Pig skin heals forgotten patients
A decade ago, mortality rates for patients with enterocutaneous fistulas could reach 60 percent or higher. Now, a better understanding of how to manage complications such as malnutrition and electrolyte imbalances and the use of TNF blockers to induce closure have reduced both morbidity and mortality. Even so, patients who have complex fistulas involving multiple loops of intestine and significant involvement of the abdominal wall may not receive the surgical management they require and too often are left to cope on their own.
For these patients, physical and emotional suffering is often severe, says Robert R. Cima, M.D., of Mayo Clinic in Minnesota. Housebound, unable to work or eat, some try to manage the wounds themselves or shoulder the costs of home nursing care. Dr. Cima recounts the story of a young woman in her 20s who hadn't left her home in five years, noting that stories such as hers, although surprisingly common, aren't well-known. "This is not something people talk about," he says.
Most enterocutaneous fistulas result from complications of abdominal surgery, especially anastomatic leaks or iatrogenic bowel injuries. But 15 to 25 percent occur in people with inflammatory bowel disease (IBD), and in that setting, fistulas are even more problematic. Because the underlying disease and various anatomic factors make spontaneous closure unlikely, most patients with IBD are referred for surgery, even though several factors increase surgical complexity and risks.

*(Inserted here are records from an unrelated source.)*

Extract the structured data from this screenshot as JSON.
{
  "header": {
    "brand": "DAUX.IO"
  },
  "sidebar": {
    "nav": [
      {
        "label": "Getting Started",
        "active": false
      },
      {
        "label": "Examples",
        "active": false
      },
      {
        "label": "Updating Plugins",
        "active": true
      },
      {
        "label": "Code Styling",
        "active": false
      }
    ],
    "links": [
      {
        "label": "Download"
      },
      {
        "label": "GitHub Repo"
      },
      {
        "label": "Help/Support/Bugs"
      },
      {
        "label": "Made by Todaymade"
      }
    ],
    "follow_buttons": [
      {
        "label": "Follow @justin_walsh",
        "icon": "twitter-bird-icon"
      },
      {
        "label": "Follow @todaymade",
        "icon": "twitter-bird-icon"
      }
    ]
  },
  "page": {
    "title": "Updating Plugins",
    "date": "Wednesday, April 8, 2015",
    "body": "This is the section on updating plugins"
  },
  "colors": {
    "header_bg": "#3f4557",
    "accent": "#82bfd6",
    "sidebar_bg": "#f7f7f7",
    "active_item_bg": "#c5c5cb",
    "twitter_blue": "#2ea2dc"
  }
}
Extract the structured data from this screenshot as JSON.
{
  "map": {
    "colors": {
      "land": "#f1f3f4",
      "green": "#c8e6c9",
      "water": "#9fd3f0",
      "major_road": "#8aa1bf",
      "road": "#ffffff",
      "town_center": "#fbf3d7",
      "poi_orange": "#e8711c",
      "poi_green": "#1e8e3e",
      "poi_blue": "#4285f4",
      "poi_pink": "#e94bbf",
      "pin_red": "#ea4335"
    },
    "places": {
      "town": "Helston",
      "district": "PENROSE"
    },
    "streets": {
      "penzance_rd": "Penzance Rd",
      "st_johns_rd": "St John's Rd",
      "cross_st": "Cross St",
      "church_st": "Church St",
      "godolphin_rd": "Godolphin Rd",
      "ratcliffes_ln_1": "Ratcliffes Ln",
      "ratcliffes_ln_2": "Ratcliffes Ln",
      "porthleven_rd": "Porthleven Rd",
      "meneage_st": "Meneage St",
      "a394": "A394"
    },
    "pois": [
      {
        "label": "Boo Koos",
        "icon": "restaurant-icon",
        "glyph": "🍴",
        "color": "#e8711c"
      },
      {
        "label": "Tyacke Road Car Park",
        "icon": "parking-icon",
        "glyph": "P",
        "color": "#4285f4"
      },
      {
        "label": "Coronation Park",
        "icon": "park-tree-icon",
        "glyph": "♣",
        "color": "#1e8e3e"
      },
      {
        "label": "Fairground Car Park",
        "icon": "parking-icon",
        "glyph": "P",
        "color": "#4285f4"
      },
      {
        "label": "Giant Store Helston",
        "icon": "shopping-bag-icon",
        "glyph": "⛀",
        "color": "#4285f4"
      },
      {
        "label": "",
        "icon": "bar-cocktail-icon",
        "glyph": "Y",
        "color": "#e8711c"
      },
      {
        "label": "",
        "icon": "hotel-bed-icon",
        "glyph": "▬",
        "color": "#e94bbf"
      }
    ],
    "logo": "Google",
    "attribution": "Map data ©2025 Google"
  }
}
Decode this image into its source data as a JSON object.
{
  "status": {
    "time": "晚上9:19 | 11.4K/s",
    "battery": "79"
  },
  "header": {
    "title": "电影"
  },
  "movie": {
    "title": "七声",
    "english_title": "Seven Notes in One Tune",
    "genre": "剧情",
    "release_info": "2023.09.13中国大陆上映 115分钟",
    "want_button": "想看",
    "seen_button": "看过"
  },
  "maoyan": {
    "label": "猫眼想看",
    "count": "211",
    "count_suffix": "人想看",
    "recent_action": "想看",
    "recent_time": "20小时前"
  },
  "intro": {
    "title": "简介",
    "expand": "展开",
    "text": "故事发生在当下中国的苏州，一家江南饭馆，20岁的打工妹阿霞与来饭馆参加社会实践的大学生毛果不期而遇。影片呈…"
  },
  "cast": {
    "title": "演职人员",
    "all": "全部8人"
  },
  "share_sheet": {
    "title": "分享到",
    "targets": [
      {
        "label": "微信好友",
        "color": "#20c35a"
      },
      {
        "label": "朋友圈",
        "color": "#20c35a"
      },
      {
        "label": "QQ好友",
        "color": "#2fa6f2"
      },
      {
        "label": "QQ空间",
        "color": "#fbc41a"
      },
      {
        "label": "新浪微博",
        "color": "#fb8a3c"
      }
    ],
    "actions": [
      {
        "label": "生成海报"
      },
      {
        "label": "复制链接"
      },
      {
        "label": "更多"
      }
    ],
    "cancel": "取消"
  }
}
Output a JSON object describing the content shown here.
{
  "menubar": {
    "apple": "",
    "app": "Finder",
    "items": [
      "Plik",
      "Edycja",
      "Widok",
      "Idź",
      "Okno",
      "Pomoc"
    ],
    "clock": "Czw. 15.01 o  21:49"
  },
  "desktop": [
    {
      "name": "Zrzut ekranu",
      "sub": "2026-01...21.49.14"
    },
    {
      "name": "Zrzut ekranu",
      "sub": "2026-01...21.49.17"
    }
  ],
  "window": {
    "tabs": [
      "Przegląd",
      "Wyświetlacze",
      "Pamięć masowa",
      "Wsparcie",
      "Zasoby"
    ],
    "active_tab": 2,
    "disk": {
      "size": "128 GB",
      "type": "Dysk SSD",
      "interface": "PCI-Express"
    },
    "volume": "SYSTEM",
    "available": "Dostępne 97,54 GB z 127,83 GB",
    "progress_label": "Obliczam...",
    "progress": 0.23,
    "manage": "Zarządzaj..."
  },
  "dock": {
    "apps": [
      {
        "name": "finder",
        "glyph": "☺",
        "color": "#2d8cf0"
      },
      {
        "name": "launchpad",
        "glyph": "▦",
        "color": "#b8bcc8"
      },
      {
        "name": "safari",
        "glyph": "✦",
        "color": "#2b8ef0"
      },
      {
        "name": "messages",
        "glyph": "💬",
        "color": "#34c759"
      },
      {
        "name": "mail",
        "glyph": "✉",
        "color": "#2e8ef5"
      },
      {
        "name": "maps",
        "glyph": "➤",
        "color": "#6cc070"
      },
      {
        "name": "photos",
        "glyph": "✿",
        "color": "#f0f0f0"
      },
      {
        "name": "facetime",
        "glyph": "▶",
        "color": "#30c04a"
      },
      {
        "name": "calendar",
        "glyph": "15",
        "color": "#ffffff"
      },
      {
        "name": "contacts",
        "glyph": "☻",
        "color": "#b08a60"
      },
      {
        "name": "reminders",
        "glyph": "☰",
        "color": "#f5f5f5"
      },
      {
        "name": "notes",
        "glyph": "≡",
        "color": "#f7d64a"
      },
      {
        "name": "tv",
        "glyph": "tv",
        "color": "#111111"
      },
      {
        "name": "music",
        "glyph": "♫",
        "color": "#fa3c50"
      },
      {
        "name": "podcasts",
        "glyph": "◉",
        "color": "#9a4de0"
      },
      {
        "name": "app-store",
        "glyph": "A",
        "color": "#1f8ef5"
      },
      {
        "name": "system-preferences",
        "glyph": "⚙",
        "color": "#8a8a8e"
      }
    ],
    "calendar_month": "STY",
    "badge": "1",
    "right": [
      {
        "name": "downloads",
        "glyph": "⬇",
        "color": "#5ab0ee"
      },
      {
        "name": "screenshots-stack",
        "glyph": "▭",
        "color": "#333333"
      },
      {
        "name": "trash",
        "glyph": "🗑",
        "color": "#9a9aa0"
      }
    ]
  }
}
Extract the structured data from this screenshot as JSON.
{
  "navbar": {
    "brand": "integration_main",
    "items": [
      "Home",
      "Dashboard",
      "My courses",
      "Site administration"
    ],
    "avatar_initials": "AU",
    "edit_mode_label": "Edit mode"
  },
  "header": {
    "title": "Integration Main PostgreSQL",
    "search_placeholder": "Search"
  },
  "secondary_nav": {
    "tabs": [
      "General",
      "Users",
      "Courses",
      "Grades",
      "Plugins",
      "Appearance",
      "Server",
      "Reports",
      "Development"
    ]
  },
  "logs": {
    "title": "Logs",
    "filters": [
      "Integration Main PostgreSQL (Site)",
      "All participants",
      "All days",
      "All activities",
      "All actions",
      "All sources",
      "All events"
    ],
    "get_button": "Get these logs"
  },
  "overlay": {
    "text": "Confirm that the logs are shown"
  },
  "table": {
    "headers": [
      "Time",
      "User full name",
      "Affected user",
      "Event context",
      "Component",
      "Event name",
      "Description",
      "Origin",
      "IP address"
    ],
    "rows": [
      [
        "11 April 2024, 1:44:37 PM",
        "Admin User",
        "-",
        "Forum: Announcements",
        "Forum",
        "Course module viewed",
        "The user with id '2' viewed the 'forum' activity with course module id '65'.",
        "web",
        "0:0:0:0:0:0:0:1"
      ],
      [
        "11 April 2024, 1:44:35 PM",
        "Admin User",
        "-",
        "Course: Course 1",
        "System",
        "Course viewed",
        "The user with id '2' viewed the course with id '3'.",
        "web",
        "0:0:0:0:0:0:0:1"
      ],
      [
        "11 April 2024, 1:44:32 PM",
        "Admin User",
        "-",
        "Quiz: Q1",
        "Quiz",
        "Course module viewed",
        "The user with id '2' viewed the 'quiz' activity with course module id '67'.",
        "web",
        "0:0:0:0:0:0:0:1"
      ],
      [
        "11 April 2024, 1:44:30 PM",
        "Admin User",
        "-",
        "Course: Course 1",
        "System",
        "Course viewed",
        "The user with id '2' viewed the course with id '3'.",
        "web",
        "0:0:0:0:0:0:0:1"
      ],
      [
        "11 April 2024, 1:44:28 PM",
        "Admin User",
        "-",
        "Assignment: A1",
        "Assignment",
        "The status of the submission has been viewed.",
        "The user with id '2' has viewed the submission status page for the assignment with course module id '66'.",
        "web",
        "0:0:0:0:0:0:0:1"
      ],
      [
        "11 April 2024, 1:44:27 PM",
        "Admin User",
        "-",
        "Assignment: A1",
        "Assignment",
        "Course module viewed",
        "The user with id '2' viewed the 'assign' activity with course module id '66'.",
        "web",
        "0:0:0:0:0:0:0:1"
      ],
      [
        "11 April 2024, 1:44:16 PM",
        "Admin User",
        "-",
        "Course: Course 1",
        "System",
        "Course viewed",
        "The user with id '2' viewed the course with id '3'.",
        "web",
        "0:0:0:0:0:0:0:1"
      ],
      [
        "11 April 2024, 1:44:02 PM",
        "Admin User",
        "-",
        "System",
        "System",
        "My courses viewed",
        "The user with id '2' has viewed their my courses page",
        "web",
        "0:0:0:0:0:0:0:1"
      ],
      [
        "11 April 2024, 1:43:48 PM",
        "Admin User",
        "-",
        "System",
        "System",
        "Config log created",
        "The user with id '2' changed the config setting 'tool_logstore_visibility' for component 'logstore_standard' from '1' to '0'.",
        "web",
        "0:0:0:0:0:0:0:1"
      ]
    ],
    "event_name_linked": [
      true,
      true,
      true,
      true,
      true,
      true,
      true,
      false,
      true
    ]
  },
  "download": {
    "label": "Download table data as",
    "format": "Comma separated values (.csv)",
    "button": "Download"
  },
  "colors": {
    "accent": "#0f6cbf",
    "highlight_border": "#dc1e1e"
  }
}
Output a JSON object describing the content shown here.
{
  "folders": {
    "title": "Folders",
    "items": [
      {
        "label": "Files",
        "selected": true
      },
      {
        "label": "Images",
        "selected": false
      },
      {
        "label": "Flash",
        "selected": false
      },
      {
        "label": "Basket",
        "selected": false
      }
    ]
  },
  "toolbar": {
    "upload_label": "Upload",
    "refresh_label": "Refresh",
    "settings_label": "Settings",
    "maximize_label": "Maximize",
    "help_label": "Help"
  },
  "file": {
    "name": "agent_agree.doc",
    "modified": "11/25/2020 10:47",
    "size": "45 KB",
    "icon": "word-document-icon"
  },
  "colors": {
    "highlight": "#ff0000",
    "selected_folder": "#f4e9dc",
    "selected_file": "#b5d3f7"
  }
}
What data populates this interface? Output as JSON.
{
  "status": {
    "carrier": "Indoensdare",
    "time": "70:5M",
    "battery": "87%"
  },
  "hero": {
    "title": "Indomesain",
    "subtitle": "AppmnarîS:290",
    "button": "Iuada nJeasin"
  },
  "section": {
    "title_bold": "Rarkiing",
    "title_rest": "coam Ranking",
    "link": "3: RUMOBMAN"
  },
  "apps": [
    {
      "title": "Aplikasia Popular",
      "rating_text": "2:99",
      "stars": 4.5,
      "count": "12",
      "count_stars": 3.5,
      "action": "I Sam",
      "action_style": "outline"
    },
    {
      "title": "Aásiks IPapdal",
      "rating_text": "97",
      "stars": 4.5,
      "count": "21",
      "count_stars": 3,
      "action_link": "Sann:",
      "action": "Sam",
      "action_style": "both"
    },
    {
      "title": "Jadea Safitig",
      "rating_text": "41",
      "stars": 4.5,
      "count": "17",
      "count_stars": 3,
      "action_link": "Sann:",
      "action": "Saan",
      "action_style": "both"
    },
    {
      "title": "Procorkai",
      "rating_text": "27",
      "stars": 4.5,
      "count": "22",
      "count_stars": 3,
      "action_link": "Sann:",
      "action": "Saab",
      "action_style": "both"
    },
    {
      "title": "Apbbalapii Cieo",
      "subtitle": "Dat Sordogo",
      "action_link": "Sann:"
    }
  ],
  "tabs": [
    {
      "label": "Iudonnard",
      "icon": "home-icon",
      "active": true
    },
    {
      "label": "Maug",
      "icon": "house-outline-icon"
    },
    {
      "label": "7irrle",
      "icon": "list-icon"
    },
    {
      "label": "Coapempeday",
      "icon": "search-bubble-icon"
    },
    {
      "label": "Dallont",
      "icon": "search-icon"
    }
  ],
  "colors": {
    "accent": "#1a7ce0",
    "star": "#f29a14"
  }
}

Many patients with IBD have a history of multiple abdominal operations, including previous attempts to close the fistula, resulting in abdominal wall defects and poor tissue quality. Ventral hernias also are common, making closure of the abdominal wall difficult without resorting to flaps reinforced with prosthetic mesh. Yet mesh can cause serious complications if used in a contaminated field.
Biologic tissue grafts
New biomaterials, including porcine xenografts, may solve some of these problems. Created to replace host skin grafts, biologic tissue grafts can be either xenogenic or allogenic. Xenogenic tissue, created from pig intestine, is easily available and less expensive and ethically problematic than is cadaver skin.
Xenogenic biologics are rendered acellular through various forms of processing but retain the composition of the mammalian extracellular matrix, which acts as a scaffold for the migration and growth of host cells. Sterilized and treated to prevent immunoreactivity, porcine grafts may actually stimulate a robust immune response after implantation. And they are safe for use in infected fields, making them acceptable for abdominal wall reconstruction in patients with IBD.
Dr. Cima explains, "In cases where we would once use a skin graft, we now use these new materials to avoid that. The majority of patients can undergo surgical resection of the fistula and abdominal wall and reconstruction of the wall in a single procedure without the need to transfer skin or muscle to the site."
When that isn't possible or advisable, the xenograft is used as a temporary closure. In most cases, Dr. Cima says the porcine skin works so well that 50 to 80 percent of patients don't require plastic surgery.
"We end with a very reasonable result, which is huge for some of these patients," he says. "It changes their lives. They can get out of the house, return to work and become healthy, so we can start treating the underlying disease." He adds that the operation is successful in patients of all ages, including older adults. Depending on the complexity of the fistula, nutritional status and other factors, patients may stay in the hospital three days to two weeks after surgery.
Multidisciplinary team is key
Over the past five years, Mayo Clinic has become a leading referral center for IBD patients with refractory enterocutaneous fistulas. Dr. Cima notes that these patients require the expertise of a large and experienced multidisciplinary team.
"They need to be assessed and treated by gastroeneterologists, radiologists, surgeons, nutritionists, wound, ostomy and incontinence nurses — a private practice provider simply can't do it," Dr. Cima says. "It's a huge team effort."
Also huge, he says, is the market for biologics. "They're exorbitantly expensive, but so far they're the only products we can use for these patients. And that's critical because biologics work incredibly well and give us the flexibility to take on patients who used to get left behind."